There used to be a partnership firm of two men back in our old home town of Pueblo that had been established upwards of fifty years. Every time my old man went past the sign of that firm he stopped and lifted his hat. He said two men who had been able to get along in business together for that period were entitled to his small tribute.
My old man said that the sign always served to revive his faith in human nature, especially if he happened to it at a time when something had happened that made him think his fellow man was pretty low down and ornery. He said the sign caused him to reflect that there must be some honesty and amity between men after all. He said a partnership might last a while without honesty or amity, but that it could not go on for years without both elements.
My old man said a fellow was mighty lucky when he found the perfect partner. He said of course the fellow himself had to be the perfect partner, too, so the luck was on both sides when the perfect partners first met. He said he was not prepared to analyze the perfect partner, because he had never been associated' with one, but judged it was the partner you could remain in business with for a long time.
My old man said he always envied the parties to an enduring and successful partnership. He said in those alliances one party might become ill or go away for a protracted period, but when he returned he found his interests had been carefully conserved by his partner. One might die, yet the other carried on in his name and protected his heirs.
He could not think of a happier picture than a partnership of that nature. He said it did not necessarily argue a close friendship, because he had known longtime partners who were not particularly friendly outside of business, but that it did argue a mutual understanding and trust that was a beautiful thing to behold.
He said he supposed a book could be written about each and every old partnership in existence. He said probably every old and successful partnership was something like a marriage and could contemplate many a year of adversity and struggle and partnership bickerings and makings-up, but that it must be a grand thing when two men could sit down in complete accord in the gloaming of their years and look back over their triumphs together.
My old man said he had tried partnerships many times in his life, but that he had always been unlucky in his choice of partners. He said he was willing to concede that they had been just as unlucky in their choice, too. He said he had never been able to find a partner who thought and felt the same way he did along business lines, so he never was able to hit it off with one.
He said he used to think it was always the partner’s fault and that after a dissolution he generally had a long recital of his wrongs at the hands of the partner. He said that when he found that the partner always had a recital of wrongs, too, and that analysis often disclosed that there was as much merit in the partner’s recital as in his own, he came to the conclusion that he was just not the perfect partner. He said this conclusion was strengthened by several of his former partners going into partnership with other fellows and doing all right.
My old man said, however, even when he had partners with whom he got along fairly well, they invariably managed to out-juggle him and wind up with all the enterprise, whatever it was. He said he was the type that always got out-j uggled. He said people told him that it was because he put too much faith in his partners, but that this was not it, at all.
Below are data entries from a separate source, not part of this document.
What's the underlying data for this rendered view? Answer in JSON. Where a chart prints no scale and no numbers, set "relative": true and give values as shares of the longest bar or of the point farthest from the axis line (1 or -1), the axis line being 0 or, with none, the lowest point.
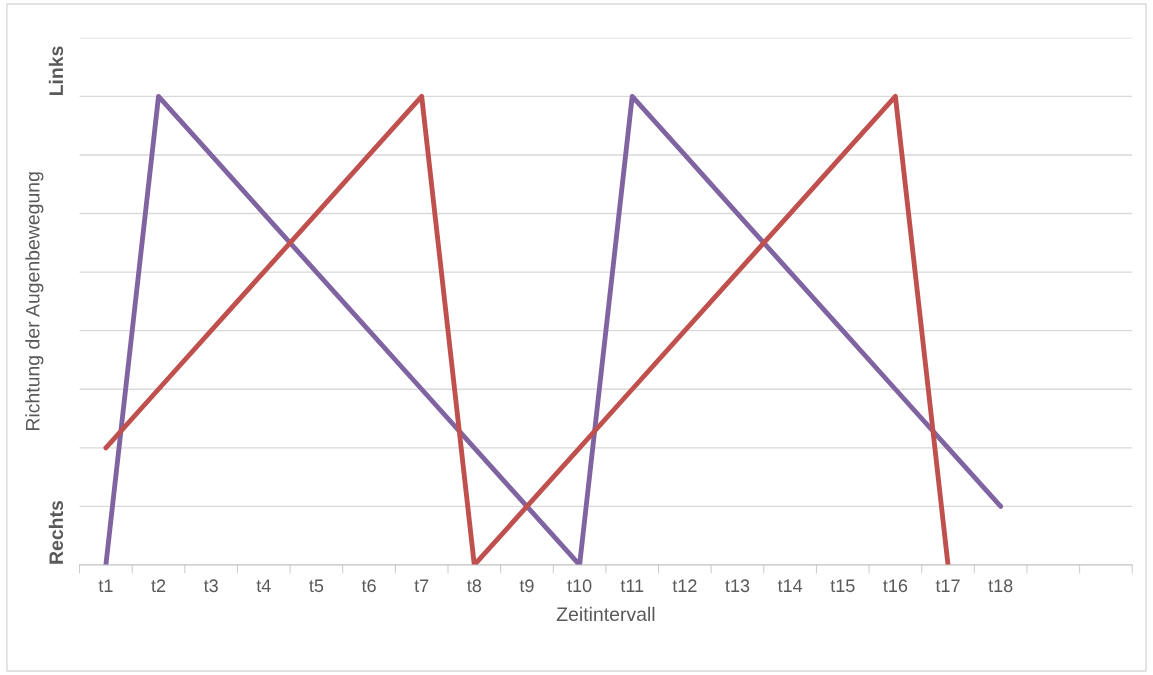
{
  "chart_data": {
    "type": "line",
    "xlabel": "Zeitintervall",
    "ylabel": "Richtung der Augenbewegung",
    "categories": [
      "t1",
      "t2",
      "t3",
      "t4",
      "t5",
      "t6",
      "t7",
      "t8",
      "t9",
      "t10",
      "t11",
      "t12",
      "t13",
      "t14",
      "t15",
      "t16",
      "t17",
      "t18",
      null,
      null
    ],
    "relative": true,
    "series": [
      {
        "color": "#8064a2",
        "values": [
          0,
          1,
          0.875,
          0.75,
          0.625,
          0.5,
          0.375,
          0.25,
          0.125,
          0,
          1,
          0.875,
          0.75,
          0.625,
          0.5,
          0.375,
          0.25,
          0.125,
          null,
          null
        ]
      },
      {
        "color": "#c0504d",
        "values": [
          0.25,
          0.375,
          0.5,
          0.625,
          0.75,
          0.875,
          1,
          0,
          0.125,
          0.25,
          0.375,
          0.5,
          0.625,
          0.75,
          0.875,
          1,
          0,
          null,
          null,
          null
        ]
      }
    ],
    "annotations": [
      "Rechts",
      "Links"
    ],
    "grid": "y",
    "marker": "none",
    "line_style": "solid",
    "tick_labels": "x"
  }
}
He said it was his bad luck in partners. He said you had to put faith in your partner, or you did not have a real partnership. My old man said he always ran into the partner who had that curious trait of human nature that made him want 100 per cent of a proposition the minute it looked like a good thing and would go to almost any lengths to out-juggle his partner to get it, though the partnership might have been founded primarily on faith and friendship.
My old man said one thing about him, his partners never had to be dishonest to out-juggle him. He said that when he found he was being out-juggled, he generally got so hurt and disgusted that he was always willing to withdraw without a struggle. He said he realized that this was not good business sense, but it preserved his self-respect, although he admitted that offhand he could not remember a time when he had been able to use self-respect in lieu of hot cakes and coffee.